Private-sector payrolls increased by a net 188,000 last month, according to the June update of the ADP Employment Report. That’s a decent improvement over May’s tepid 134,000 advance. Today’s release implies that Friday’s official estimate on the state of the June labor market from the government will turn in a respectable gain.
Considering that the ISM Manufacturing Index staged a modest revival into growth territory for June, we now have a pair of numbers that offer clues for thinking that the economy continued to expand at a modest pace last month. Make that three numbers: Today’s jobless claims report reveals that new filings for unemployment benefits last week dipped to by 5,000 to a seasonally adjusted 343,000, which is near a five-year low. In other words, there are minimal signs of labor-market stress by way of tracking layoffs through June. To be sure, it’s still early to say anything definitive about the June economic profile, although we’re off to a good start.
Turning back to the ADP data, last month’s report shows that growth in payrolls spanned a broad spectrum of company sizes.
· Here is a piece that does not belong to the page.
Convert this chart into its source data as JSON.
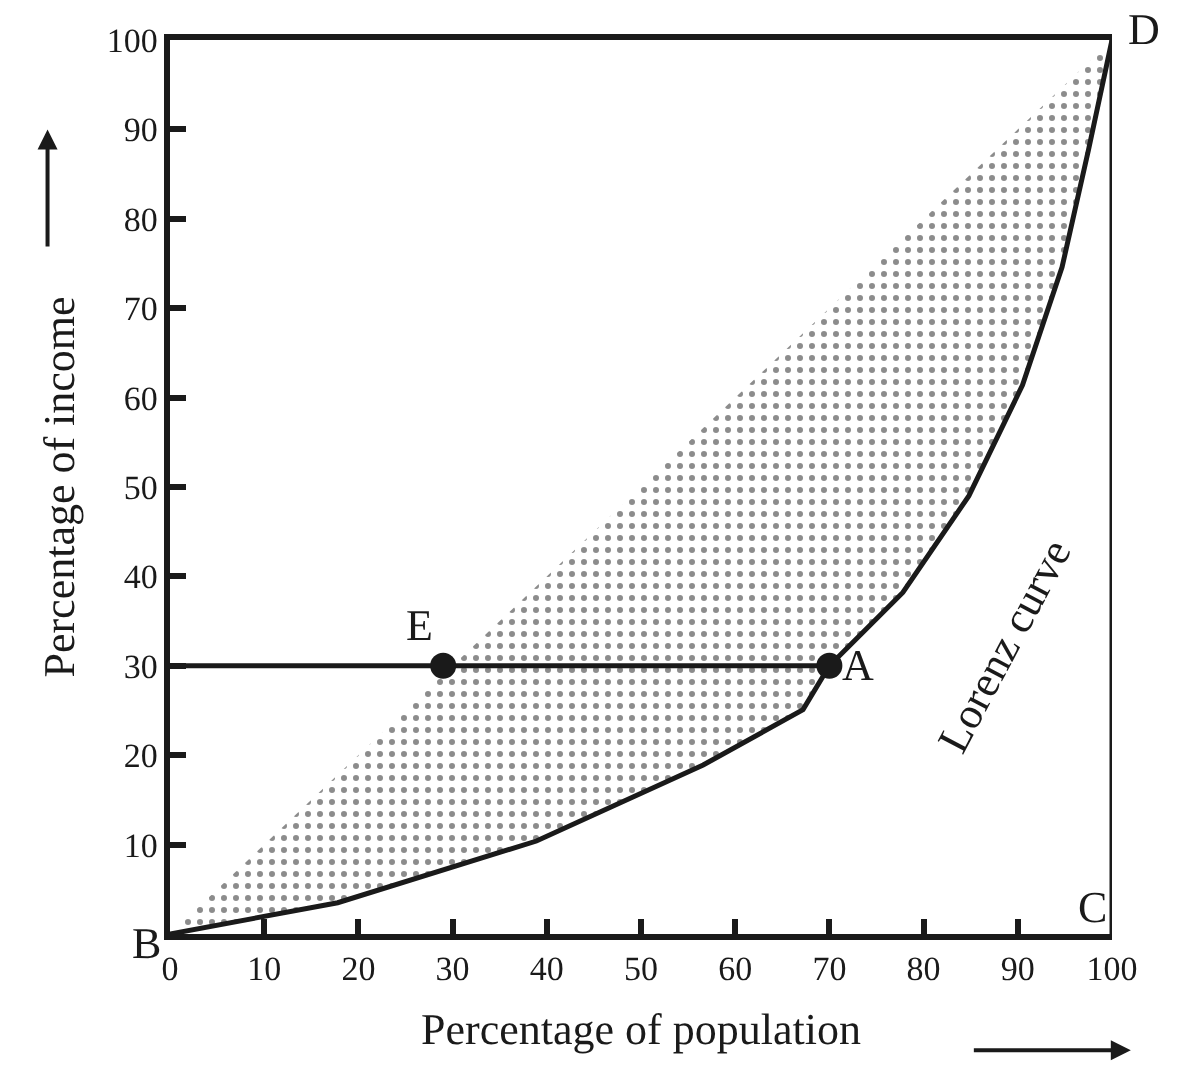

Small firms in particular (with 49 or fewer employees) posted an encouraging rise in employment growth last month—the best since February on a percentage basis. Is this a sign that the long-suffering small-company segment is finally on track to do more hiring on a sustained basis? It’s too early to tell, but today’s report makes it a bit easier to think positively on this front.
US payrolls overall are still rising at a moderate rate at best, but the fact that the growth remains consistent is a clue for expecting that the economy will continue growing and avoid the worst fears of the pessimists. Is there anyone still warning that we’re in a recession, or that the risk of a downturn in the business cycle is imminent? Yes, but confidence in the forecasts of analysts in the perma-recession camp comes with quite a lot of baggage these days, namely, a lengthy history of being wrong over the last few years.
But the possibility of redemption is front and center, assuming one can modify behavior. The lesson, once again, is that tracking a broad, diversified spectrum of economic numbers provides a useful antidote to the emotion-driven noise that too often passes for analysis in macro matters via the usual media channels. Recessions may be inevitable, but you need more than a handful of shaky data sets to make a compelling argument that a new downturn is a high-probability event in the here and now.
The good news is that business cycle risk continues to look low (see here and here, for instance). The news that the economy is holding up is a shock for those who prefer drama to clear-eyed econometric analysis. Even so, nothing’s perfect. Everything could change tomorrow, a risk factor that no one can ever dismiss.
It’s okay to speculate about what may be lurking around the corner. If you do so prudently, forecasting can be quite valuable in fact. The mistake is looking at predictions in a vacuum and ignoring the published numbers in hand. For reasons that we’ll leave to psychologists to explain, there’s quite a lot of this behavior in business cycle analysis, i.e., a preference for looking ahead without looking at what we know today. For those who can’t see the folly of this bias, it’s a safe assumption at this late date that they’ll never see the light.